Her fist met stone. “Damn it. Stop with that stone crap.”

This wasn’t working. At this rate, it would wear us down until we were tired and making mistakes. We needed a Plan B.

I stilled, closing my eyes for a moment and racking my brain. The name of the game was to stop it from changing to stone. Which meant I had to somehow block it from using its magic.

The nature around me whispered its song, centering me in the moment. Fanning my magic higher. I let it balloon out then blossom, confident that Reagan would keep the creature occupied.

I felt what I was looking for, hidden within the natural elements. A strange sort of magic wove through it, turning certain wisps brittle. The differences between these rogue strands and the heavy fog I’d been feeling were minute, barely discernible, and the magic was slippery when I tried to tap into it. Evasive.

Like the creature. It refused to heed me.

This was a puzzle and I wasn’t totally sure how to put it all together.

“Taking a wee nap, are you?” Reagan asked, then grunted.

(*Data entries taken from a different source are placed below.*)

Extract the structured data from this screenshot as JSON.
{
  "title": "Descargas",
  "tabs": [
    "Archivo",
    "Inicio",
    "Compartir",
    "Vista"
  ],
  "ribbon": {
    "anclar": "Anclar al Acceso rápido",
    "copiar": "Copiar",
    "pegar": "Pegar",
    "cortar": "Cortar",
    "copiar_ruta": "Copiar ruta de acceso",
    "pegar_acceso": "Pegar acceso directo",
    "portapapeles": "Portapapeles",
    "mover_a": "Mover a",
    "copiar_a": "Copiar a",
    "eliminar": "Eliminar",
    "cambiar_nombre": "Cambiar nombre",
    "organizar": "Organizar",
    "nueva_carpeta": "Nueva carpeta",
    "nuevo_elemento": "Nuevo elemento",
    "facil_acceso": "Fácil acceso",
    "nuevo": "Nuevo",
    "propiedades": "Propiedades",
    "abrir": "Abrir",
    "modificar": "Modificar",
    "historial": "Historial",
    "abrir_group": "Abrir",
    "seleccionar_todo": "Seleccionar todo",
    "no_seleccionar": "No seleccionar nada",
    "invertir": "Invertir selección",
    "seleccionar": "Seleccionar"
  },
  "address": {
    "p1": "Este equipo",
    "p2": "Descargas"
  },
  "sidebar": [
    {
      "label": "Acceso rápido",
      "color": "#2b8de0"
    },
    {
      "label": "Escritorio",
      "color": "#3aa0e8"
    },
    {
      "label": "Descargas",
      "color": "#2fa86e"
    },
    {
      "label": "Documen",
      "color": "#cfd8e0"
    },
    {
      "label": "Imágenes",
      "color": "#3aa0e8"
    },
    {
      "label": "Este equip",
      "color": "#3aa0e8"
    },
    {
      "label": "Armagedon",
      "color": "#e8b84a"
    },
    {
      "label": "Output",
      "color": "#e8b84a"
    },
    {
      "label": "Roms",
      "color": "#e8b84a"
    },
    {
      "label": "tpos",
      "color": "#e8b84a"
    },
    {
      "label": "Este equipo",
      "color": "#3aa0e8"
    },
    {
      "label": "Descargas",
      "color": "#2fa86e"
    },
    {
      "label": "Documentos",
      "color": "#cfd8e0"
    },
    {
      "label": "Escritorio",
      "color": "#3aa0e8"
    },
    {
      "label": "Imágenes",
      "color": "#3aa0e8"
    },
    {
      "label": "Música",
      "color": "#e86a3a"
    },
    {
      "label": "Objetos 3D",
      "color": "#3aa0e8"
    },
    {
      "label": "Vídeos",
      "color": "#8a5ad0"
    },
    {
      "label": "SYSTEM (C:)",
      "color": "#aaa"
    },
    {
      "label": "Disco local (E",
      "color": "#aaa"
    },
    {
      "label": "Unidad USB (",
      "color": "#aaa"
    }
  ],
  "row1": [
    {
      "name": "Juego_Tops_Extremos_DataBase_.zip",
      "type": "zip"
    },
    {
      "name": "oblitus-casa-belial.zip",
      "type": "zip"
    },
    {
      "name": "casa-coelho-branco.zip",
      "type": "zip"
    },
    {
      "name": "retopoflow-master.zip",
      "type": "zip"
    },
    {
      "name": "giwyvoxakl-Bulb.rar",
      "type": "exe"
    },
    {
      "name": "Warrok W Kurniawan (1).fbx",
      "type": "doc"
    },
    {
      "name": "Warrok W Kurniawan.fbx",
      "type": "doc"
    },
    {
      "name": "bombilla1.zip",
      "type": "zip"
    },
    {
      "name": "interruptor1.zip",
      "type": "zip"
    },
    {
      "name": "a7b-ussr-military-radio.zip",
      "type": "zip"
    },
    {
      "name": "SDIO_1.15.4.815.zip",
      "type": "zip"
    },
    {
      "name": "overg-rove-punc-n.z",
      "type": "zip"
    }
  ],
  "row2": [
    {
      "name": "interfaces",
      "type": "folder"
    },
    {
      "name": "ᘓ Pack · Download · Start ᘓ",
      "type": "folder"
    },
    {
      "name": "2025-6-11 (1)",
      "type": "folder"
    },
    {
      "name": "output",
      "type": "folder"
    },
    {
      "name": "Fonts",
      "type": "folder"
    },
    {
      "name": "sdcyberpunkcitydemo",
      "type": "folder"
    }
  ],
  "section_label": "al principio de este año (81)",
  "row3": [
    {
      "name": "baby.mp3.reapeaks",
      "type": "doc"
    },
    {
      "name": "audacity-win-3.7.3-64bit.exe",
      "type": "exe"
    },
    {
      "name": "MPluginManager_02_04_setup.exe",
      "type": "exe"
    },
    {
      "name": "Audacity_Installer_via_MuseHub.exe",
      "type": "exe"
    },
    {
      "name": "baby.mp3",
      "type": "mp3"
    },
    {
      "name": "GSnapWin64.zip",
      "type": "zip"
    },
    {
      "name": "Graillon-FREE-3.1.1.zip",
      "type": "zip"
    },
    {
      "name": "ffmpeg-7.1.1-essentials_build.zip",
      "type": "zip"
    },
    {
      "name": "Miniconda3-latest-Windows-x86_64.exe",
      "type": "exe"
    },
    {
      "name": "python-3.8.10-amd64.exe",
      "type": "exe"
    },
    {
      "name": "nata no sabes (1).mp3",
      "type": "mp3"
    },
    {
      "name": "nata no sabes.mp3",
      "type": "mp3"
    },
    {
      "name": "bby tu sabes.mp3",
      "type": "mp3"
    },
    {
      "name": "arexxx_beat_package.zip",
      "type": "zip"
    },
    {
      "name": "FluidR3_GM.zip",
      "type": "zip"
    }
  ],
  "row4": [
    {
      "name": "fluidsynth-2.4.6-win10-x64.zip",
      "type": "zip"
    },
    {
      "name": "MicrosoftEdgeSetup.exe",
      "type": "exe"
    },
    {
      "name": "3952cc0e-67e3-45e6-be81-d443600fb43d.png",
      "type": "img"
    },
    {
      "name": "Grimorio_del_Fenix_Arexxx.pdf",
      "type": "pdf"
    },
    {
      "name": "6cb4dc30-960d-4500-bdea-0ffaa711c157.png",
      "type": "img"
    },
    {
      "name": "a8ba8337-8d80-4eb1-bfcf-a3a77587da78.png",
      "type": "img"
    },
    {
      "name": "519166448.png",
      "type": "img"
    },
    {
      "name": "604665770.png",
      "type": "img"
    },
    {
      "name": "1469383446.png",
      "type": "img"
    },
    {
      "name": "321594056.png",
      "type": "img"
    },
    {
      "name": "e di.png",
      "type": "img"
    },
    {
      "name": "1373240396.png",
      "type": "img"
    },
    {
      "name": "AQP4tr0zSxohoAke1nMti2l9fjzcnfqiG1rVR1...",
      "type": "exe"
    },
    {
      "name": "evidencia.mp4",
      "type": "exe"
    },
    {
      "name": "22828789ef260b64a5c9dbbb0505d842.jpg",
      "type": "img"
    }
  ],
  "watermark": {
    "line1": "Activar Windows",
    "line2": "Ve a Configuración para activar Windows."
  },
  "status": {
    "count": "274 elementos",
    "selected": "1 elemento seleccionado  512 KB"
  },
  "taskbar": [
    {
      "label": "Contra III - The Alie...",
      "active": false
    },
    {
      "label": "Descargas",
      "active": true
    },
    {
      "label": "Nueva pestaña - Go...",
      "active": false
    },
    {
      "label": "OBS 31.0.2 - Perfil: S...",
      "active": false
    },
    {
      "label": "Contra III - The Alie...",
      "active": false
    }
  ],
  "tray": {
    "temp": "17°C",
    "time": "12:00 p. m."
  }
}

Peeling up an eyelid, I realized she was talking to me. I also realized she had met her match when it came to speed and cunning. The creature dodged her attempt to sweep its legs out from under it before ducking under her left hook with a feral grin. She jabbed with her sword, only to hit off stone. She surged in to grab it, but when she made contact, it was once again an organic creature, and its claws swung up seemingly out of nowhere.

Air wrapped around the creature, her ice magic (I could never remember the Latin name) lifting it and then crashing it to the dirt. But stone was more durable than the rain-softened ground, and the battering did nothing more than dirty the creature.

It turned back into itself before striking out. She dodged and blasted it with fire. The flame washed across stone.

“That is the fastest shift I have ever seen,” she said through clenched teeth. “I can’t even burn it. What a crock.”

Stone turned back to gray skin. “I will dip my hat in your blood yet.” Its voice was deep and scratchy, like the words were scraped with sandpaper.

“You’ll have to pull it out of your ass, first,” she replied, facing it with her hand and sword out. “Because that’s where I’m going to shove it.”

“How does it withstand your magic?” I asked her, trying to figure out the riddle.

“It hits off the stone and just…slides away. I have never, ever seen a creature withstand my magic. Never. I can’t feel any spells or anything. I can’t fathom how it’s doing it.”

“I was given special gifts by the gods,” the Redcap said as it tried to circle Reagan, looking for an in. This thing thought it could win. It was not worried. And if I knew Reagan, she shared its sentiment. “I am not like the rest of my kind.”

“Well, aren’t you suddenly Mr. Chatty. How’d you get up to see the gods? A great big ladder?” She dashed forward, faster than lightning. But not faster than the goblin. Her sword tip scraped stone.